Ah, where has the time gone? Busy with work, as ever. Avoiding sitting any more than already required for the job -- another impediment to blogging. However, I did just install a Varidesk sit-stand thingie in my home office, which means I can stand some portion of the time at my computer and I like it a lot! I may have to work from home a bit more since we don't have the means to stand at desks at the office. [photo: Beech tree in the Public Garden, Boston, 10/23/16]
After a very dry summer (we have extreme drought in this part of New England), we got a bit of rain over the weekend. It's starting to cool down to normal October weather, too, after some weird 80-degree days the end of last week. Tomorrow's forecast hinted at the possibility of snow flurries. I get up for work in the morning while it's still dark, though that will change for awhile when we turn the clocks back this weekend. Soon I'll be driving home from work in the dark as well. [photo: Newbury St in Boston; 10/22/16]

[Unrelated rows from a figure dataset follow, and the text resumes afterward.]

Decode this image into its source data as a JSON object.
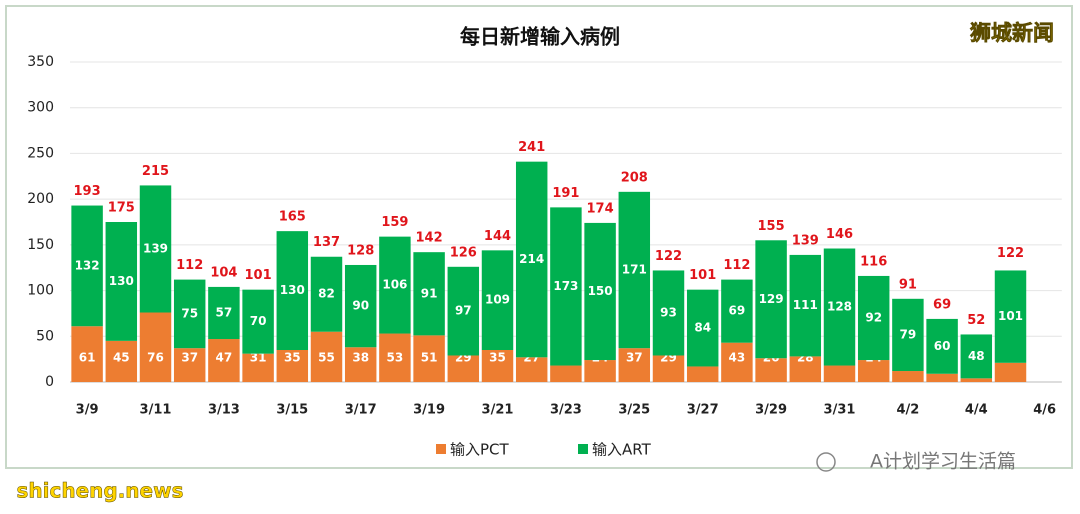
{
  "chart_data": {
    "type": "stacked-bar",
    "title": "每日新增输入病例",
    "categories": [
      "3/9",
      null,
      "3/11",
      null,
      "3/13",
      null,
      "3/15",
      null,
      "3/17",
      null,
      "3/19",
      null,
      "3/21",
      null,
      "3/23",
      null,
      "3/25",
      null,
      "3/27",
      null,
      "3/29",
      null,
      "3/31",
      null,
      "4/2",
      null,
      "4/4",
      null,
      "4/6"
    ],
    "series": [
      {
        "name": "输入PCT",
        "color": "#ed7d31",
        "values": [
          61,
          45,
          76,
          37,
          47,
          31,
          35,
          55,
          38,
          53,
          51,
          29,
          35,
          27,
          18,
          24,
          37,
          29,
          17,
          43,
          26,
          28,
          18,
          24,
          12,
          9,
          4,
          21,
          null
        ]
      },
      {
        "name": "输入ART",
        "color": "#00b050",
        "values": [
          132,
          130,
          139,
          75,
          57,
          70,
          130,
          82,
          90,
          106,
          91,
          97,
          109,
          214,
          173,
          150,
          171,
          93,
          84,
          69,
          129,
          111,
          128,
          92,
          79,
          60,
          48,
          101,
          null
        ]
      }
    ],
    "totals": [
      193,
      175,
      215,
      112,
      104,
      101,
      165,
      137,
      128,
      159,
      142,
      126,
      144,
      241,
      191,
      174,
      208,
      122,
      101,
      112,
      155,
      139,
      146,
      116,
      91,
      69,
      52,
      122,
      null
    ],
    "ylim": [
      0,
      350
    ],
    "yticks": [
      0,
      50,
      100,
      150,
      200,
      250,
      300,
      350
    ],
    "grid": true,
    "legend": "bottom"
  },
  "watermarks": {
    "top_right": "狮城新闻",
    "bottom_right": "A计划学习生活篇",
    "bottom_left": "shicheng.news"
  }
}
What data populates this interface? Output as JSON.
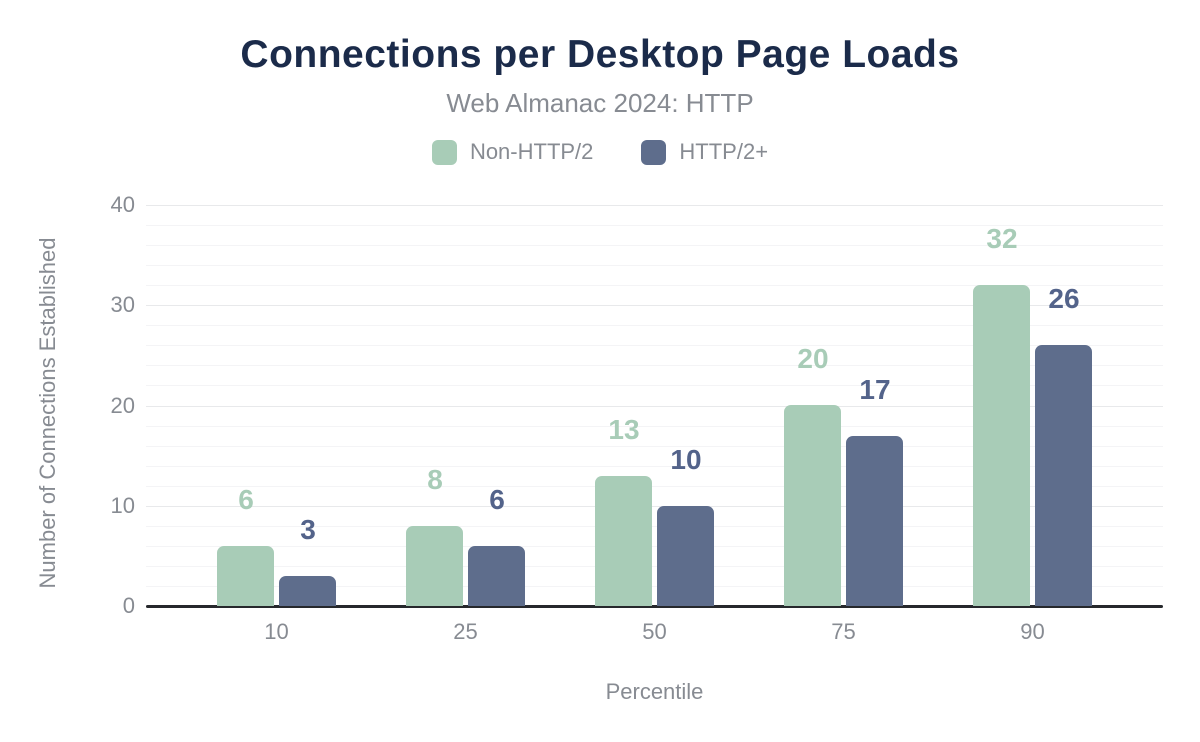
{
  "chart_data": {
    "type": "bar",
    "title": "Connections per Desktop Page Loads",
    "subtitle": "Web Almanac 2024: HTTP",
    "categories": [
      "10",
      "25",
      "50",
      "75",
      "90"
    ],
    "series": [
      {
        "name": "Non-HTTP/2",
        "values": [
          6,
          8,
          13,
          20,
          32
        ],
        "color": "#a8ccb7",
        "label_color": "#a8ccb7"
      },
      {
        "name": "HTTP/2+",
        "values": [
          3,
          6,
          10,
          17,
          26
        ],
        "color": "#5e6d8c",
        "label_color": "#53638a"
      }
    ],
    "xlabel": "Percentile",
    "ylabel": "Number of Connections Established",
    "ylim": [
      0,
      40
    ],
    "yticks": [
      0,
      10,
      20,
      30,
      40
    ],
    "minor_grid_step": 2,
    "major_grid_step": 10,
    "grid": true,
    "legend_position": "top",
    "bar_value_labels": true
  },
  "style": {
    "background": "#ffffff",
    "title_color": "#1b2b4a",
    "muted_text_color": "#878b92",
    "axis_line_color": "#26282c",
    "grid_minor_color": "#f4f4f6",
    "grid_major_color": "#e8e9eb"
  }
}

Despite the drought, we've seen some fall foliage around here that isn't just dried brown leaves. Further north of here in Vermont where we visited friends the first weekend of October, the foliage was spectacular. My friend and her husband have retired up there, although MJ just took a job at the local ski resort selling season ski passes. This gave her free access to the road that winds up the mountain to the peak (normally quite pricey), so we piled into her minivan and she drove us up for sightseeing, one of the last weekends before they close the road for the winter season. [photos below: Stowe, Vermont, 10/1/16] More photos from Vermont here.
I had my 40th high school reunion the weekend before last, which was quite fun actually. I absolved D of coming with me (he had a friend visiting anyway) so I could catch up with friends I haven't spoken to in 20 years (I did go to my 20th, so long ago). We had a large turnout, not surprisingly since there were more than 800 people in my graduating class! Nice to be with so many people my age since everyone I work with is 15 to 35 years younger than me, and D and many of my friends are a few years to a dozen years older.
Other than that, I and many of my friends and, well, countrymen and women, have been existing in high anxiety over the political situation in our country. Things seem to be heading in a positive direction regarding the elections (just 2 weeks from yesterday), which eases the mind a bit, but nothing to be taken for granted. I will be relieved (presumably, fingers crossed) when the elections are over. But so much sorry behavior and sentiment. I hope lancing this boil to let these things come to light helps to eventually cleanse the country, however noxious it is in the meantime. I teeter between pessimism and hope.
Maybe it's the perfect season, Halloween, which brings out the ghouls and goblins and gives them their due. I remember years ago visiting a friend in Santa Fe, New Mexico for the annual Fiesta, where they bring out Zozobra, Old Man Gloom. People contribute mementos of the year's troubles, let Zozobra rail a bit, before burning him in effigy along with their troubles away for another year. I think we could use a similar ritual after the elections to cleanse our own spirits and make way for a merrier holiday season.